What causes a marriage to break down? If it were one issue that
lead to marital strife the problem might be easily addressed. As it is, by the
time a couple is willing to seek help for their marriage, the problems are numerous.
I will address a few of the more common issues apart from sexual sin.
The central problem in marital breakdown is the foundation is
built on sinking sand. A marriage not built on the foundation of biblical
principles, with Jesus Himself as the head and center of the union will
experience difficulties. Because few marriages are truly Christ-centered, it
does not take long for the cracks to appear and before long the foundation crumbles
beneath the weight of the issues. A successful marriage will consist of both
husband and wife determining to defer to the Word of God as their guide for
life.
It is my observation that marriages go south because sinful habits
and practices have developed and gone unchallenged. They begin to erode the
oneness in the relationship and chip away at the foundations of the marriage. Sinful
attitudes of the heart can and must be confronted. Marriage is to be a
relationship of mutual admonishment and exhortation. Husband and wife are spiritual
equals, therefore, they are to help each other overcome sinful habits. It is
not unsubmissive to confront unrepentant sin, it is a kindness and a loving act
to do so! A part of loving ones spouse is desiring they become more like Christ.

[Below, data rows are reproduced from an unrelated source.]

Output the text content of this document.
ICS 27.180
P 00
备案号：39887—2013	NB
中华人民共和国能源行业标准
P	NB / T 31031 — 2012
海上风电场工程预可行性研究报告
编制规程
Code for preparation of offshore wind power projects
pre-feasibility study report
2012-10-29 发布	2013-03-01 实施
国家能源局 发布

Help each other to live for the glory of God.
Another common area of marriage breakdown is selfishness or
self-centeredness on the part of one or both marriage partners. Nothing
destroys a marriage faster than selfishness. When a person reveals selfishness before marriage I would have a
hard time encouraging them to marry. Knowingly marrying a selfish person is
asking for a lifetime of misery and loneliness.
One aspect of selfishness is visible when one or both people are
focused on how the other person "makes me feel" or, when a husband or
wife has a constant demand for affection or attention from the other as proof
of their love. She waits for him to serve
her emotional needs, and he waits for her to wait on his needs. Neither person
gives much thought to the other because they only serve themselves. This becomes
very clear in relationships that are needs based. Our
culture has warped love to be about
meeting needs, squishy feelings, and sexual attraction and fulfillment. With this
worldly mindset, love becomes self-oriented instead of action oriented, sinful
and fruitless. Anything that focuses exclusively on me and what can be done for me
is sinful. It is idolatry. Nothing good can ever come from such selfish
thoughts, beliefs, and desires. Any fruit that is produced will be rotten.
When marriage is others
oriented, the fruit of happiness, joy, peace, fulfillment, and contentment is
present in the couple. Each person looks after the welfare and fulfillment of the
other and seeks the best for their spouse other rather than focusing on self. Husband
and wife are committed to each other fully. They think the best of each other,
and serve each other. This is the kind
of marriage everyone wants.
Biblical love is costly-
requires giving of self, time, interest, thought, consideration, money,
creativity, and sometimes, even your own life! This is costly because it causes
us to deny ourselves. It is being like Jesus, who laid down His life. Until you
reach that point in marriage, you haven’t done enough.